Keeley writes: On Crónicas Marcianas (Martian Chronicles), the most famous of these programmes, the show would usually finish with guests stripping off. Today, the most popular programme, Aqui hay tomate, is watched by at least five million people every day of the week — a 26 per cent audience share. It is closely followed by Salsa rosa, whose audience share on Saturday nights is 25 per cent, as three million fans tune in.



For the moguls of Spain’s private television channels who pioneered telebasura, the phenomenon’s success has encouraged them to expand the format with more programmes of a similar ilk.Anxious not to miss out on advertising revenues, the state-owned RTVE channel now has five programmes in this vein, which capture 5.5 million viewers each week. Of the big private channels, Antena 3 produces two programmes and Telecinco five. They can charge advertisers premium rates and advertising breaks can last up to five minutes to ensure that they make the most cash from each programme.

Rosa Villacastín, a journalist who specialises in this form of tabloid television, believes that the secret is simple. “People are sick of politics or the economy and they have had enough of their own problems,” she says.

“With these programmes, they are in charge of how much they watch and can turn off the television whenever they want.”

Rosario Lacalle, whose book The Television Viewer examines the phenomenon, believes that Spaniards love trash TV because it gives them a chance to taste lives very different from their own: “This is a very Spanish phenomenon, unknown in any other country, in which we see the testimony of those who aspire to be famous, who go from programme to programme,” she says.

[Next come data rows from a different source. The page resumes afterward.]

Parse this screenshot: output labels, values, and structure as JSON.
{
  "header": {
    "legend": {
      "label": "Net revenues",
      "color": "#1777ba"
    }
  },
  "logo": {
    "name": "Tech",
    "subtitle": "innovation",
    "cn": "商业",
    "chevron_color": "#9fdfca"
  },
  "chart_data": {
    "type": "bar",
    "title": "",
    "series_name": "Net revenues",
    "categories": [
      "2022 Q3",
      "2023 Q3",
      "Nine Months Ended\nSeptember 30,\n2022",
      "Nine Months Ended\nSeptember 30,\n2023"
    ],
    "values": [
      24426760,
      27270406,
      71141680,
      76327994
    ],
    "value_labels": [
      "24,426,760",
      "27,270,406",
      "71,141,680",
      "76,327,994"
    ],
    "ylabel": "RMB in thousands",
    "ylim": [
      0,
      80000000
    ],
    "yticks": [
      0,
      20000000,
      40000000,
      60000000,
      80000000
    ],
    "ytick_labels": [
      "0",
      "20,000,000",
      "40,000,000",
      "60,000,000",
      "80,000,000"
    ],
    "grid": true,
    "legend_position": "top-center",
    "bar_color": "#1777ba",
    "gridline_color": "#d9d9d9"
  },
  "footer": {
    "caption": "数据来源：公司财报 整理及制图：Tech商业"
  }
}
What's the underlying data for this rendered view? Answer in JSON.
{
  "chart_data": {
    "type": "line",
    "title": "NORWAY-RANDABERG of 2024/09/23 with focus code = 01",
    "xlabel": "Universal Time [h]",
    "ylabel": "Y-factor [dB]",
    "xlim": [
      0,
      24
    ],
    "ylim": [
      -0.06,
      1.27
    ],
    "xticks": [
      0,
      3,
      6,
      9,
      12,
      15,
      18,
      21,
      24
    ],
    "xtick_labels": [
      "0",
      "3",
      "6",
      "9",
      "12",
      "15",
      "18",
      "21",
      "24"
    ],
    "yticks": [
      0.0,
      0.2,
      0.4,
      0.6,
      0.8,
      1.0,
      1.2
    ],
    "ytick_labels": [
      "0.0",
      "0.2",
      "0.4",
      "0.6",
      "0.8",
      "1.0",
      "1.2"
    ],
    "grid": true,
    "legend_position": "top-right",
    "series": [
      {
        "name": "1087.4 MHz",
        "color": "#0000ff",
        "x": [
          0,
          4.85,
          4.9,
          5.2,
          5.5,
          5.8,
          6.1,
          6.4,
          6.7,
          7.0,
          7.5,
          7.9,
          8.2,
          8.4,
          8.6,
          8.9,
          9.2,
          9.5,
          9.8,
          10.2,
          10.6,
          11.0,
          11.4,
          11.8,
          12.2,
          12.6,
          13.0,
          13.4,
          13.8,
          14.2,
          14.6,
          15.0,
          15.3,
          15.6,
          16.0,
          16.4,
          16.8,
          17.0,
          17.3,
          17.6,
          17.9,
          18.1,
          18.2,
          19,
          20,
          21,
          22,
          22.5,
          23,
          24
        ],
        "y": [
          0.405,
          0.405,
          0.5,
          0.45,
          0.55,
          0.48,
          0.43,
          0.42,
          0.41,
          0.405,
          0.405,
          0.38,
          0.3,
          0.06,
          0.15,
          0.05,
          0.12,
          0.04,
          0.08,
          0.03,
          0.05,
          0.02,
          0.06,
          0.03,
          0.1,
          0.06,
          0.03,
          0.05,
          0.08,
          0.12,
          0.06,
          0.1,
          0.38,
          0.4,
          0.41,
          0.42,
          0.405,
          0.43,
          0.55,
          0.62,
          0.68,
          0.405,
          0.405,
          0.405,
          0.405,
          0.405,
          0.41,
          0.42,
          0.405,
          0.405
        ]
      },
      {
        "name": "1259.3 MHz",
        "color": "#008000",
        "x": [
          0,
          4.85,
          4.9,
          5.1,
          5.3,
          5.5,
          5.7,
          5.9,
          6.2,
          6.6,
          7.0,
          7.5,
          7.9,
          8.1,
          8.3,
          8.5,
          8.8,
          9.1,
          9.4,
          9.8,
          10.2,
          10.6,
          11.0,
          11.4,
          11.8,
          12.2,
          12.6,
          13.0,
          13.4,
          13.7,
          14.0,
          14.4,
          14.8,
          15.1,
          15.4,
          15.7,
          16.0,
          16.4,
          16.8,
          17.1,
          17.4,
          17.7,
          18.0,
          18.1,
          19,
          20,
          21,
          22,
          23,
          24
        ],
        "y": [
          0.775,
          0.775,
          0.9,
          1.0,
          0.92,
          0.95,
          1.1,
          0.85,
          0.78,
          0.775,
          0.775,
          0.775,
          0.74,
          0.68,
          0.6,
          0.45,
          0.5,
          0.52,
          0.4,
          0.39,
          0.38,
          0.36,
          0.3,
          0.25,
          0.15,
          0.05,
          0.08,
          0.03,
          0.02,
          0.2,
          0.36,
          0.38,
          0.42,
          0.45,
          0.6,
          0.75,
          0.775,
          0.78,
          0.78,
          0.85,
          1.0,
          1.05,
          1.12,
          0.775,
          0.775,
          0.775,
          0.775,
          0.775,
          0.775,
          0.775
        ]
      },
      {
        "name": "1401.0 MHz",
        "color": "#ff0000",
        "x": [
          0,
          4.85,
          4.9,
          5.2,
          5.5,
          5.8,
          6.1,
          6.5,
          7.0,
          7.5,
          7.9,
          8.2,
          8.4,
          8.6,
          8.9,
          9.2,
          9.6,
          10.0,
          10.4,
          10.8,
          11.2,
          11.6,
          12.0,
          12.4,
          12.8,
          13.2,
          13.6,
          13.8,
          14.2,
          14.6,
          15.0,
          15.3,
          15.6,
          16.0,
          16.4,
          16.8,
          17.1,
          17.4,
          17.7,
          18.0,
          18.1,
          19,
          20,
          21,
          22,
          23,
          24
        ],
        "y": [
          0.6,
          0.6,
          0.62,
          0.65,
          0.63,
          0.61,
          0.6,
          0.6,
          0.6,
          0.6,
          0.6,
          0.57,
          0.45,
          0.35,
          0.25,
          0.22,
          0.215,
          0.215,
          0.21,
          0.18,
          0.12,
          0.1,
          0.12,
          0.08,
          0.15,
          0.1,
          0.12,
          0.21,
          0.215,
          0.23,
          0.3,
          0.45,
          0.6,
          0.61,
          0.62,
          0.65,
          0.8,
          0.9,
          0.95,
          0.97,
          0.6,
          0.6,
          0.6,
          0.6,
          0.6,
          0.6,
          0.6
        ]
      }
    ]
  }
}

The background to telebasura lies in the huge burst of competition that started when commercial television, independent of the State, finally hit the screens in Spain in 1989, with Antena 3.

After years of repression and censorship under the dictatorship of General Franco, and no doubt inspired by the popularity of American downmarket talk shows and Italy’s distinctive tabloid TV, the cut-throat competition between channels led producers to look for the obvious lure: sex. Soft porn shows like A Day is a Day — a chat show that ended with a striptease artist — were typical, but when this lost its thrill, audiences turned to other attractions.

The ratings war has been fought mainly by importing low-budget Latin American soap operas and mixing them with locally produced variety shows and sitcoms. Yet it is the talk shows that have proved the most successful.

Politicians have successively promised to improve the standard of television and wean Spaniards off telebasura, but the financial success of these programmes to the television channels has proved difficult to resist.

The channels have important allegiances to both the ruling Socialist Party and the main opposition right-wing Popular Party. José María Aznar, the former Prime Minister — who failed to honour promises to take action — said: “This is about people who you don’t know, or you don’t know where they come from, telling their misery, insulting each other in the worst way and showing every kind of intimacy.”